Resolutions of the Security Council at issue fall, in principle, outside the ambit of the Court’s judicial review and the Court has no authority to call in question, even indirectly, their lawfulness in the light of Community law. On the contrary, the Court is bound, so far as possible, to interpret and apply that law in a manner compatible with the obligations of the Member States under the Charter of the United Nations.

None the less, the Court is empowered to check, indirectly, the lawfulness of the resolutions of the Security Council in question with regard to jus cogens, understood as a body of higher rules of public international law binding on all subjects of international law, including the bodies of the United Nations, and from which no derogation is possible.

(see paras 213-215, 221-223, 225-226)

6.      The freezing of funds provided for by Regulation No 881/2002 imposing certain specific restrictive measures directed against certain persons and entities associated with Usama bin Laden, the Al-Qaeda network and the Taliban, as amended by Regulation No 561/2003, and, indirectly, by the resolutions of the Security Council put into effect by those regulations, does not infringe the fundamental rights of the person concerned, measured by the standard of universal protection of the fundamental rights of the human person covered by jus cogens.

In that regard, the express provision of possible exemptions and derogations attaching to the freezing of the funds of the persons in the Sanctions Committee’s list clearly shows that it is neither the purpose nor the effect of that measure to submit those persons to inhuman or degrading treatment.

In addition, in so far as respect for the right to property must be regarded as forming part of the mandatory rules of general international law, it is only an arbitrary deprivation of that right that might, in any case, be regarded as contrary to jus cogens. Such is not the case here.

In the first place, the freezing of their funds constitutes an aspect of the sanctions decided by the Security Council against Usama bin Laden, members of the Al-Qaeda network and the Taliban and other associated individuals, groups, undertakings and entities, having regard to the importance of the fight against international terrorism and the legitimacy of the protection of the United Nations against the actions of terrorist organisations. In the second place, freezing of funds is a precautionary measure which, unlike confiscation, does not affect the very substance of the right of the persons concerned to property in their financial assets but only the use thereof. In the third place, the resolutions of the Security Council provide for a means of reviewing, after certain periods, the overall system of sanctions.
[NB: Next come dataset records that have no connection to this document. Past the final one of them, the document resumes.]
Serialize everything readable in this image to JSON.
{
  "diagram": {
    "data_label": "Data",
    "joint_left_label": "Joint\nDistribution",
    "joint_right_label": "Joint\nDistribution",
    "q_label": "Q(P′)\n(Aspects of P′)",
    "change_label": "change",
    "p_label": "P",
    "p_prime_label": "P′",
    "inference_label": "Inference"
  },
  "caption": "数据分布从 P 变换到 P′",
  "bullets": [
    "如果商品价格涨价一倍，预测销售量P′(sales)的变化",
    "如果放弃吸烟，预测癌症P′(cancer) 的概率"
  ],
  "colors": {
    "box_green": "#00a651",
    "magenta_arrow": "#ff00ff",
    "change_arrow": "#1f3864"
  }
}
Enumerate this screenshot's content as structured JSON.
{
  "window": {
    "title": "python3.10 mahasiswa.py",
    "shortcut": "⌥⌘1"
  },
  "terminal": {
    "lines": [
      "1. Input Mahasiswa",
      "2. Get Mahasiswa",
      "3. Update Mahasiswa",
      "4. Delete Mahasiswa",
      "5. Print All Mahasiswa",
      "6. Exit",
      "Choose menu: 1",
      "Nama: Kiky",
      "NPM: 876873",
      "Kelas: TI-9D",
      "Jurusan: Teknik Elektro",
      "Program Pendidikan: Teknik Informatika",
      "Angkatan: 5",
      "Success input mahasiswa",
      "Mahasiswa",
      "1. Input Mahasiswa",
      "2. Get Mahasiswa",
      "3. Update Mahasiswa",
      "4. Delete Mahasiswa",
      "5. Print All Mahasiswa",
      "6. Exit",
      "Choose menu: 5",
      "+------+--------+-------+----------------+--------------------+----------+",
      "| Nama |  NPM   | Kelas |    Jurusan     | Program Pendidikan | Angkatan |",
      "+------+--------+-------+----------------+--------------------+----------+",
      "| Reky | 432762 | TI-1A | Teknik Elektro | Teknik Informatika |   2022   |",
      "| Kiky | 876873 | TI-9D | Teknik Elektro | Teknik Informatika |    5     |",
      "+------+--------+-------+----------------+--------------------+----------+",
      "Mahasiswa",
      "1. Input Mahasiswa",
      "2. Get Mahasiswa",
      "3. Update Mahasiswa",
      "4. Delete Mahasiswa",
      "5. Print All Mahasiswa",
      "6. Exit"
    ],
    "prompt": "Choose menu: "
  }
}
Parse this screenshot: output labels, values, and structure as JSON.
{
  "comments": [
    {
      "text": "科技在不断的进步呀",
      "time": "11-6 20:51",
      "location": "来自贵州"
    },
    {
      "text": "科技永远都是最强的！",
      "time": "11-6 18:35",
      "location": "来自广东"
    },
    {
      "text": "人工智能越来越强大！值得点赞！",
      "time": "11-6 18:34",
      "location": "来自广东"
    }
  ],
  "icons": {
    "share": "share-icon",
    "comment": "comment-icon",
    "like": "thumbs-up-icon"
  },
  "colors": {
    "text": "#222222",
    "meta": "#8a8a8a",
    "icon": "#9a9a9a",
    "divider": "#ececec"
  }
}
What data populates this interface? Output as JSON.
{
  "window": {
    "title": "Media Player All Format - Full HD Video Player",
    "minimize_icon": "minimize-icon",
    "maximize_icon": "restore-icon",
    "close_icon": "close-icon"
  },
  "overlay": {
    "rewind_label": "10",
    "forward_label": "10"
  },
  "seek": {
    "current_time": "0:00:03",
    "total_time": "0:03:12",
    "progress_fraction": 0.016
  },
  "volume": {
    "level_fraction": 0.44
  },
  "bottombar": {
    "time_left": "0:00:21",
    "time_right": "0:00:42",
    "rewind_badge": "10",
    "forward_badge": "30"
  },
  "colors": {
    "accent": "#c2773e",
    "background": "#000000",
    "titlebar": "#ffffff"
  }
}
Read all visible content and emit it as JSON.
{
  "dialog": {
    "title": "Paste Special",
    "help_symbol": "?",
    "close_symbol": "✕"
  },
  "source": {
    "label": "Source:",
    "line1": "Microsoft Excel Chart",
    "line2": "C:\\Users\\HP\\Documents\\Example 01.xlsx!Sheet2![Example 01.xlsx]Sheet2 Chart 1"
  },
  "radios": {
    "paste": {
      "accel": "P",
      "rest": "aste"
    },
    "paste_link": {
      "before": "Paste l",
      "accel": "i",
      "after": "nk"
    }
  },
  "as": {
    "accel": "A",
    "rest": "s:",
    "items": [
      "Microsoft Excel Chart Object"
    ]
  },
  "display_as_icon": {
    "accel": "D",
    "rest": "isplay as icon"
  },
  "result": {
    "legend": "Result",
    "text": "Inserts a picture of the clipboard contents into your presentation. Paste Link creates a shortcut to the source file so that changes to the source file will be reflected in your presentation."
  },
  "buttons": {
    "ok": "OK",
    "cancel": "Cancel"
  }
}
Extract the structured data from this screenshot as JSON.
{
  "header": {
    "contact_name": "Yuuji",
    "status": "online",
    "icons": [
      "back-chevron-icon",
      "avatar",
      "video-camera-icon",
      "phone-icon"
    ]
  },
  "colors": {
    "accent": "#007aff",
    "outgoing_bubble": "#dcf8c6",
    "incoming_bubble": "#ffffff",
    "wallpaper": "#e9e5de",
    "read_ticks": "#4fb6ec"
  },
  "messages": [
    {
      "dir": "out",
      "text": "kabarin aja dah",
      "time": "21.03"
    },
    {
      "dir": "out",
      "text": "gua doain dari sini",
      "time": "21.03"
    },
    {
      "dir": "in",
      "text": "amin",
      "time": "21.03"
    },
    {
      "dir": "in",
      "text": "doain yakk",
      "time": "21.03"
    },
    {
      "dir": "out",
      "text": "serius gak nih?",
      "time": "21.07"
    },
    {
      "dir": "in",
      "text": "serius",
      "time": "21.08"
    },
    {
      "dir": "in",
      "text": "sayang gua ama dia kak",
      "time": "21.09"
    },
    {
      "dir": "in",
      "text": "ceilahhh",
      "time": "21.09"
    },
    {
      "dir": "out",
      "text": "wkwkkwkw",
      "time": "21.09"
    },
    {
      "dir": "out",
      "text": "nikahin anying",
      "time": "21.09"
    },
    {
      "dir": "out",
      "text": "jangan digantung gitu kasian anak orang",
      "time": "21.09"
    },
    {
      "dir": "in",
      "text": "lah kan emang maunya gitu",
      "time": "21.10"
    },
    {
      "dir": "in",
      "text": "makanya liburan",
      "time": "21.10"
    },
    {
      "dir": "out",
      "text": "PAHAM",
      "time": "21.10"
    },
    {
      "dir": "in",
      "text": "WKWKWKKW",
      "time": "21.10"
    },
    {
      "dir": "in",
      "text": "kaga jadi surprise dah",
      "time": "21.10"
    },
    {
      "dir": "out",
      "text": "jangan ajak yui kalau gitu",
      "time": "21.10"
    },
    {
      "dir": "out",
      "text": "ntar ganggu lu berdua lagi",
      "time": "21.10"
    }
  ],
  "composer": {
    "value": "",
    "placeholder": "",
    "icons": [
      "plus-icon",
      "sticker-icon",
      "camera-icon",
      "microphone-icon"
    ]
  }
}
Finally, the legislation at issue settles a procedure enabling the persons concerned to present their case at any time to the Sanctions Committee for review, through the Member State of their nationality or that of their residence.

Having regard to those facts, the freezing of the funds of persons and entities suspected, on the basis of information communicated by the Member States of the United Nations and checked by the Security Council, of being linked to Usama bin Laden, the Al-Qaeda network or the Taliban and of having participated in the financing, planning, preparation or perpetration of terrorist acts cannot be held to constitute an arbitrary, inappropriate or disproportionate interference with the fundamental rights of the persons concerned.

(see paras 238, 240, 242-245, 248-251)

7.      Neither the Council, in connection with the adoption of Regulation No 881/2002 imposing certain specific restrictive measures directed against certain persons and entities associated with Usama bin Laden, the Al-Qaeda network and the Taliban, nor the Sanctions Committee, in connection with the inclusion of the applicant in the list of persons whose funds must be frozen pursuant to the Security Council’s resolutions given effect by that regulation, has infringed the right of the person concerned to be heard.

First, the Council was not obliged to hear the applicant on the subject of his inclusion in the list of persons and entities affected by the sanctions, in the context of the adoption and implementation of the contested regulation, because the Community institutions had no discretion in transposing into the Community legal order resolutions of the Security Council and decisions of the Sanctions Committee, with the result that hearing the person concerned could not in any case have led the institution to review its position.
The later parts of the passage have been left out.